Poutine attend Trump: Barack Obama sanctionne Moscou pour ingérence dans l'élection US

02 Janvier, 2017, 04:51 | Auteur: Lynn Cook
  • Barack Obama  AP

Ce communiqué a fait suite à l'annonce par le ministère des Affaires étrangères que Moscou entendait expulser 35 diplomates américains et interdire au personnel diplomatique des Etats-Unis d'utiliser une datcha et un entrepôt de Moscou.

Le président Obama a directement mis en cause son homologue russe dans cette affaire, soulignant que "pas grand chose ne se passe en Russie sans l'aval de Vladimir Poutine". Refusant de répondre "œil pour œil, dent pour dent", M. Poutine a même invité les enfants des diplomates américains à participer aux festivités de fin d'année organisées au Kremlin. Selon le renseignemetn américain, ce piratage aurait été commandité par Moscou et aurait eu comme objectif de renforcer Donald Trump dans sa campagne contre Hillary Clinton, ce que la Russie continue de nier.

Les mesures annoncées par Barack Obama prévoient notamment l'expulsion de 35 personnes accusées d'être des membres des services de renseignement russes et la fermeture de deux sites russes à New-York et dans l'Etat du Maryland, près de Washington, considérés comme des bases utilisés par ces agents. Le GRU (services secrets de l'armée) et le FSB (service Fédéral de Sécurité, ex-KGB) font également l'objet de sanctions économiques tout comme quatre dirigeants du GRU, dont son chef Igor Korobov.

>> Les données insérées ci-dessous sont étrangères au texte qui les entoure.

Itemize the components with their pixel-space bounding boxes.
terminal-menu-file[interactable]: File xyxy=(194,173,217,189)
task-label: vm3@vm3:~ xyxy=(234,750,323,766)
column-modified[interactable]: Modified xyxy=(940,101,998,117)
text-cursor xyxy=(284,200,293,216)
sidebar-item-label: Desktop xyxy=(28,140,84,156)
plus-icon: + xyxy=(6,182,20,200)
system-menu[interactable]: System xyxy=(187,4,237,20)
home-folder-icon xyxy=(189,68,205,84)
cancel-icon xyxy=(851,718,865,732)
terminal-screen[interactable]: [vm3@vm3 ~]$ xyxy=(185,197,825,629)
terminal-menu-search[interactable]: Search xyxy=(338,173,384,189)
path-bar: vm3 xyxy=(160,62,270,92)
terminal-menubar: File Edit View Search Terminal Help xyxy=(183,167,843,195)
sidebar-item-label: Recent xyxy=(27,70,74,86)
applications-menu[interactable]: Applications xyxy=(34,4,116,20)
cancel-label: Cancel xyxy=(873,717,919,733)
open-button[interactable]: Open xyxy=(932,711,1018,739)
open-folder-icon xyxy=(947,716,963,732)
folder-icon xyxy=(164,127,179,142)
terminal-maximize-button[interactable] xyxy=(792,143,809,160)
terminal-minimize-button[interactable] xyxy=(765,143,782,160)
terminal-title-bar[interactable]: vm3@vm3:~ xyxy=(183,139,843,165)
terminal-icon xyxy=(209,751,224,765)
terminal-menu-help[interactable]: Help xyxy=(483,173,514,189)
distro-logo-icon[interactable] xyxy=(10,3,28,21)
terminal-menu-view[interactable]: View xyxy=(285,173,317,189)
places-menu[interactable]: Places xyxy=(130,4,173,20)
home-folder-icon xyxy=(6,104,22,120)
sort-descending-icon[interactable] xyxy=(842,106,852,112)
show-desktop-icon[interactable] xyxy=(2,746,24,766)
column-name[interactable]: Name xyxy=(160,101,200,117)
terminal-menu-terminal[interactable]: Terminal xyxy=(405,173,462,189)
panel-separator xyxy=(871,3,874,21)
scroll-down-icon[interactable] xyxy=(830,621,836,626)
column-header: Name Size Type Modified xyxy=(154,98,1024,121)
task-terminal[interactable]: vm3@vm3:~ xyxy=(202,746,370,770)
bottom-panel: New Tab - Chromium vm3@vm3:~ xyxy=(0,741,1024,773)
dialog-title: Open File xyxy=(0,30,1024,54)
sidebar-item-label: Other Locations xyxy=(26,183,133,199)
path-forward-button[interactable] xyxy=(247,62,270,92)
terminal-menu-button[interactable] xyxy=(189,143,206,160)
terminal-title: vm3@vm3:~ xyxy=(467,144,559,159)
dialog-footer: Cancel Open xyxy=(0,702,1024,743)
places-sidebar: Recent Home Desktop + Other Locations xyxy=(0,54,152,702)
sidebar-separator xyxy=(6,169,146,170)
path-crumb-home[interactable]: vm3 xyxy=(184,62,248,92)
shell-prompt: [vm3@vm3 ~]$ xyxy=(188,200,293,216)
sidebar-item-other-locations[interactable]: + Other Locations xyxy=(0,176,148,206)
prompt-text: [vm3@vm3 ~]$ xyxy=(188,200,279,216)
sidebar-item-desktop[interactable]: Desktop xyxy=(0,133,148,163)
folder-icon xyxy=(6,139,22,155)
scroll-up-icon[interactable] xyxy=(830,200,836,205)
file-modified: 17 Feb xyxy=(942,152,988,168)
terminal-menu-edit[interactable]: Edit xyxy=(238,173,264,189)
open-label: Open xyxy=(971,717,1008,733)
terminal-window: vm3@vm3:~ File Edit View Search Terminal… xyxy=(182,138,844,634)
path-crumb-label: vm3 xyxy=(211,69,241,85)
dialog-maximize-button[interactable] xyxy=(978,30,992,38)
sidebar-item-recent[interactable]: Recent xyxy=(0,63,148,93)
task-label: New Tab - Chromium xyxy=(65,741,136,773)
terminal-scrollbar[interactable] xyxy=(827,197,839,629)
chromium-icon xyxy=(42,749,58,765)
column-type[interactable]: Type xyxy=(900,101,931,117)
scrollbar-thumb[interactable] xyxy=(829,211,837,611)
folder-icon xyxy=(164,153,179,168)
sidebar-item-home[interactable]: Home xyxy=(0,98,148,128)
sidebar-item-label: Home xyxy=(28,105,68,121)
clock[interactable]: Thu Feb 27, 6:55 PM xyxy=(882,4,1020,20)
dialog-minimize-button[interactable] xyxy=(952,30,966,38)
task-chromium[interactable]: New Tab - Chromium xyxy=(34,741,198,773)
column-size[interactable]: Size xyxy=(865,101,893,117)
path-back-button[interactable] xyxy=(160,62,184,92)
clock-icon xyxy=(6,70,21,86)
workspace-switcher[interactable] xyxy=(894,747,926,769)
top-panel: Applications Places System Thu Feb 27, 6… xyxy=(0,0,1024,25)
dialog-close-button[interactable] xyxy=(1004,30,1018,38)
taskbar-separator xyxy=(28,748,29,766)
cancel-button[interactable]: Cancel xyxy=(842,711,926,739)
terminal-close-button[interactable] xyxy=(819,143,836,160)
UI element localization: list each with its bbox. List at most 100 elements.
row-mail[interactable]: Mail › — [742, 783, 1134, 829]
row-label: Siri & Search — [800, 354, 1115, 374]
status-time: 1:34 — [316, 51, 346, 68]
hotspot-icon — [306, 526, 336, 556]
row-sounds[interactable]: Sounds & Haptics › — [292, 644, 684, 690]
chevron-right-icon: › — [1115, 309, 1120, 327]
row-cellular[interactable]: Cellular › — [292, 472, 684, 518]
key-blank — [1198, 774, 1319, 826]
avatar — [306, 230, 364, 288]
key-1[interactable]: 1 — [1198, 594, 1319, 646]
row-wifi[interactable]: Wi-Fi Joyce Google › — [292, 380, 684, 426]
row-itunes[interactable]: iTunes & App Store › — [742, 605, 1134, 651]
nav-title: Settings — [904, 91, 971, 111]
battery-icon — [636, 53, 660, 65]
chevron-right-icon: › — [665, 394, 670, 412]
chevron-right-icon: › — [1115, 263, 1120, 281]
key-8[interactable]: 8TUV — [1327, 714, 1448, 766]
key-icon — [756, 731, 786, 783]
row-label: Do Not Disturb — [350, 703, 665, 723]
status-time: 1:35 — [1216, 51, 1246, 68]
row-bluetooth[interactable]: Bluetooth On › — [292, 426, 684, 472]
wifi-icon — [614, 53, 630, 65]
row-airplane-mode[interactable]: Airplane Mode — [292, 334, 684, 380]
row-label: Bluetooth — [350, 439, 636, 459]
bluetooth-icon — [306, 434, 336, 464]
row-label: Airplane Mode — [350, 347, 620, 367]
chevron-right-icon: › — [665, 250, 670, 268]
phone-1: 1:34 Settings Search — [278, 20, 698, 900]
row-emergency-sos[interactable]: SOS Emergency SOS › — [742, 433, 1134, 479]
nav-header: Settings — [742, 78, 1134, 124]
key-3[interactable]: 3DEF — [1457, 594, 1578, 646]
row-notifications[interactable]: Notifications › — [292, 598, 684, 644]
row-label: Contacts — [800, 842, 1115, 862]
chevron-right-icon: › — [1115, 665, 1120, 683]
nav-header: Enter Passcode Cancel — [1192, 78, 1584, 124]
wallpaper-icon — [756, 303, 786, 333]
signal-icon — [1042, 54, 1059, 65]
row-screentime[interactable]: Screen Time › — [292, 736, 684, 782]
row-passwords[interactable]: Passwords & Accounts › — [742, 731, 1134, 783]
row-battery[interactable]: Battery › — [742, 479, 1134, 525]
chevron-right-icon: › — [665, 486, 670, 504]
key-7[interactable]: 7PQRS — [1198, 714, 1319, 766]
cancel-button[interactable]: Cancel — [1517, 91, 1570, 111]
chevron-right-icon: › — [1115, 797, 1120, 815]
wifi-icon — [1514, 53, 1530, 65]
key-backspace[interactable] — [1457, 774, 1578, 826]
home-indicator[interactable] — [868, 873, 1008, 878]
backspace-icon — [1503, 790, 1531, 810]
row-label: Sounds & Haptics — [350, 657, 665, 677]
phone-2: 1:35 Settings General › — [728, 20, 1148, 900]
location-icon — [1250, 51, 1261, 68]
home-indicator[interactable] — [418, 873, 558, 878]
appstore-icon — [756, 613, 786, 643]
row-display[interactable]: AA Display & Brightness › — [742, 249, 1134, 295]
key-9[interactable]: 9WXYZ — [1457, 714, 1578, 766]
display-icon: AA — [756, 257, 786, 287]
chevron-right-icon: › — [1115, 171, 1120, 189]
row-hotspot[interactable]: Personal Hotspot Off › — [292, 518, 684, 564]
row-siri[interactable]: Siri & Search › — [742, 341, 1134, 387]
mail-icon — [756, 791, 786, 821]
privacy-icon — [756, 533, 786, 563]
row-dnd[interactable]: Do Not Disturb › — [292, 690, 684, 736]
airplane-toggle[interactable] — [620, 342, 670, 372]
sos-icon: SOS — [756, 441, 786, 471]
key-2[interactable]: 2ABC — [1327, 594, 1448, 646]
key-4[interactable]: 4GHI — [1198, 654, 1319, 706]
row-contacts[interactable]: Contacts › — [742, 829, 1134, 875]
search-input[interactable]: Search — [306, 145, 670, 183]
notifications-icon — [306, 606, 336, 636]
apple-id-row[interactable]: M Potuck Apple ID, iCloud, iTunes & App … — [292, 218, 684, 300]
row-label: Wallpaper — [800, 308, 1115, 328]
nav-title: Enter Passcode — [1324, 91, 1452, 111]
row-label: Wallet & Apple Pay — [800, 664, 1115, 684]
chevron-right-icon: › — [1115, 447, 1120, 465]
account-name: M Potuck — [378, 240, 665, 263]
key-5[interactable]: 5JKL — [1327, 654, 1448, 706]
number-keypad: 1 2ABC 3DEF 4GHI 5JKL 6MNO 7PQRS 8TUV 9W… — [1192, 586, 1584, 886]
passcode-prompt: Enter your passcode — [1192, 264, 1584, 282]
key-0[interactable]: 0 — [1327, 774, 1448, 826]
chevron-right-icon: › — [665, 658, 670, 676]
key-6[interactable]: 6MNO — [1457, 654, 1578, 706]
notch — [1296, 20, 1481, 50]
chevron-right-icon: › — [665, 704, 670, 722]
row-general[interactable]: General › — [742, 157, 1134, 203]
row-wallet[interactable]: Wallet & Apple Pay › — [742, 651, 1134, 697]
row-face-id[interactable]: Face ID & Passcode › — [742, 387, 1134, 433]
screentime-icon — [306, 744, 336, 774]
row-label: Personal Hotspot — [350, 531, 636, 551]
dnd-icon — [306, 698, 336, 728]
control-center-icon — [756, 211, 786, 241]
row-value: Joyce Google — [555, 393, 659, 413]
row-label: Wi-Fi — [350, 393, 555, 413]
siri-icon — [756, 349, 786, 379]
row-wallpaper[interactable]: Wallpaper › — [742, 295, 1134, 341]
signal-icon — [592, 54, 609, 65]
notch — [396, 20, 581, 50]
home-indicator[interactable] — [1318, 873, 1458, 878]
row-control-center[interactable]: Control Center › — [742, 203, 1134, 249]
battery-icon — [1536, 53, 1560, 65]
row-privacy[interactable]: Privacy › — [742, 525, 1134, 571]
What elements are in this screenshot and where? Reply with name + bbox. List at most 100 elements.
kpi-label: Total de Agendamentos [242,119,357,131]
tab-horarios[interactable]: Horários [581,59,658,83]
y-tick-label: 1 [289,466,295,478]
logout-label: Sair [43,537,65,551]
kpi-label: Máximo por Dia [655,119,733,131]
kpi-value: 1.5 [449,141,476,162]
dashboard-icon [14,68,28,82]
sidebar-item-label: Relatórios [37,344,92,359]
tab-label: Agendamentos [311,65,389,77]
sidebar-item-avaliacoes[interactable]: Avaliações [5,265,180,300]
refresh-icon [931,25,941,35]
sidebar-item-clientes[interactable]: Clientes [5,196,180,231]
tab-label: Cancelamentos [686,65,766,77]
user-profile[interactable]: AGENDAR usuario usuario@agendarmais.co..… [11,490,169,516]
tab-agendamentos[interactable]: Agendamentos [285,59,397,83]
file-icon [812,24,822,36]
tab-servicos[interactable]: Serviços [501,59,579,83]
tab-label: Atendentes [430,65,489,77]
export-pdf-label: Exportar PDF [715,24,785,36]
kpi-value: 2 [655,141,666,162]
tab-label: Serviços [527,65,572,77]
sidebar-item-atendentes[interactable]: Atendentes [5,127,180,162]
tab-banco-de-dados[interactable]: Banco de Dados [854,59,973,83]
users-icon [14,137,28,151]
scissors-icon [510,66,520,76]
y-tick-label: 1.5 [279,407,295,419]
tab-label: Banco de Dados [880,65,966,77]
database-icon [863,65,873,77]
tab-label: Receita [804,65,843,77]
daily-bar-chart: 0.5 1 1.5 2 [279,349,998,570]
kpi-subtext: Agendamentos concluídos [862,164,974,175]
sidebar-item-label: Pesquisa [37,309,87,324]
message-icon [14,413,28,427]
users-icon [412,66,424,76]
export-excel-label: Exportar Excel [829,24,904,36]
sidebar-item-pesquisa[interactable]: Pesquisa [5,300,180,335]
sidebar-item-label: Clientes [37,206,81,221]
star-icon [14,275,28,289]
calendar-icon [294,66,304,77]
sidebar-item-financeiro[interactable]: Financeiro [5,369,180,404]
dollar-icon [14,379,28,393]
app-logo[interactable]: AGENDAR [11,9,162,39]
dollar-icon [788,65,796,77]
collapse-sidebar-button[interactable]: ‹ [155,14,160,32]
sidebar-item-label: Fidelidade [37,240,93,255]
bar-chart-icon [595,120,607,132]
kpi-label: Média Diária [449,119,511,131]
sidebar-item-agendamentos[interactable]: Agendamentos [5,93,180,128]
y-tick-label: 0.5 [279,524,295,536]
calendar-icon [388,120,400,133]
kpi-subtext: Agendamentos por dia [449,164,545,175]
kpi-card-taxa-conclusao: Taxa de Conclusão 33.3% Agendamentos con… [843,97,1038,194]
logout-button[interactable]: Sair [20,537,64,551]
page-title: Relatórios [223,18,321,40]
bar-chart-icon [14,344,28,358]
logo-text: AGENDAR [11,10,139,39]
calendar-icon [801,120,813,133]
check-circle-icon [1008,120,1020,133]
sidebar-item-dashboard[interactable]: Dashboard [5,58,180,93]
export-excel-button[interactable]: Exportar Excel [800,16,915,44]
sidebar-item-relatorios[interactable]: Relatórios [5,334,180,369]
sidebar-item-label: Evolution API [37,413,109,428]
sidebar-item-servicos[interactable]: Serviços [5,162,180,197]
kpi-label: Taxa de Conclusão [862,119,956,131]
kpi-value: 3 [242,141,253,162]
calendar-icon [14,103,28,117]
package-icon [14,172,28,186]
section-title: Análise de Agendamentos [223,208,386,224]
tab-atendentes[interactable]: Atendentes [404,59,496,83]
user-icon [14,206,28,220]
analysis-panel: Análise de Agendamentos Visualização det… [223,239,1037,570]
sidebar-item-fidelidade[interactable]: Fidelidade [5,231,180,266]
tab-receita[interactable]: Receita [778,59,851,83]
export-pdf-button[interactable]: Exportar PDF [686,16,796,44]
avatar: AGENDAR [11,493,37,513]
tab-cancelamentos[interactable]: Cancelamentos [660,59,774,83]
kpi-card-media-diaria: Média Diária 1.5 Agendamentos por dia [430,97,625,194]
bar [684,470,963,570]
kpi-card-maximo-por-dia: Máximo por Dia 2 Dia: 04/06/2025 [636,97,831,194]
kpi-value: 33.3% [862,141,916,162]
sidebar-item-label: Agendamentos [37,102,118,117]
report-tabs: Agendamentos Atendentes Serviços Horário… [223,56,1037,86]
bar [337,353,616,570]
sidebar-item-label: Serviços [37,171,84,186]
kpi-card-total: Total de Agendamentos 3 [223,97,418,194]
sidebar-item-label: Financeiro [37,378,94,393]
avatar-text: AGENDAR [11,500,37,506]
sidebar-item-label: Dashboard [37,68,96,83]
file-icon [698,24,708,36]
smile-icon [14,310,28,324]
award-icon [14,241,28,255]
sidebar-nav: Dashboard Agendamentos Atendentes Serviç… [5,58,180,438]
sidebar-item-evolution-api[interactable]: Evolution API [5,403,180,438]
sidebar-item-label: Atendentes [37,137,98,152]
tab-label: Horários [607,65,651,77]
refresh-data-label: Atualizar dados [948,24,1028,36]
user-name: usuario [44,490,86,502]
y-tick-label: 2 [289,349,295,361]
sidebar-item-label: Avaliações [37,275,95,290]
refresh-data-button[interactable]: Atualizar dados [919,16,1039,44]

Le Kremlin rejette "catégoriquement" ces "accusations infondées", et a accusé Washington de vouloir "détruire" ses relations avec Moscou. Il a annoncé que les Etats-Unis vont expulser 35 diplomates russes en poste au pays. Et que Donald Trump compte bien faire un allié de Moscou. Une opposition implicite par rapport à la politique de Barack Obama qui a décidé ces sanctions contre la Russie. Mais il est isolé dans son propre camp, la plupart des responsables républicains ne mettant pas en doute la réalité des opérations russes et appelant à des sanctions.